Anujeet Sareen: Sure. So we are definitely of the view that the most effective approach to fixed income is actually be benchmark agnostic and what I mean by that is to recognize the fact that most of these indices way they are built doesn’t make a lot of sense for investors, right. They are rewarding the most indebted, most fiscally irresponsible countries in the world. Is that where you want to allocate capital? We think otherwise. We think you really ought to think about where you have the highest potential for return risk adjusted. Where are the opportunities, build portfolios up from a bottom up perspective in that fashion and focus less on what some of these indices are kind of forcing themselves to own in portfolios.

Freeman: And so where do you see some of the greatest threats and conversely some of the opportunities for fixed income investors.

Sareen: Maybe I'll start with opportunities. We think the most attractive opportunities are really in emerging markets these days and I mean local emerging market exposure. Mexico for example is a country where you can get a 30-year bond today at 7.5 per cent yield. Inflation long term is around 3 per cent to 4 per cent, that’s pretty attractive real yield.

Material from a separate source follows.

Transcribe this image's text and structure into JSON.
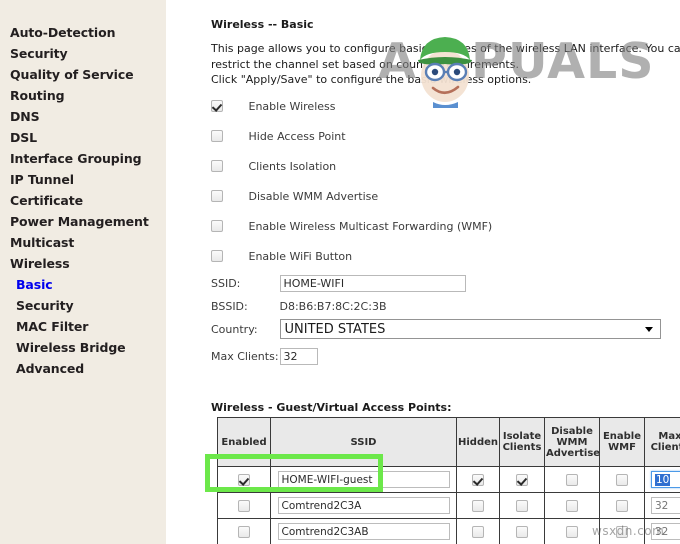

So, we have pretty significant exposure there. Places like Brazil is also very interesting, inflation has fallen a lot and they are doing all the right reforms that we think will allow them to continue to perform in the period ahead. Some of the risks I think really are more associated with places, that might change their policies we think in a negative fashion. So, we worry about China. China is doing pretty well today and we expect it to continue to do well, but the risk is that they really tighten some of their policies on the monetary side and also on the fiscal side and that might derail growth in 2018 but that’s a risk it's not the whole case.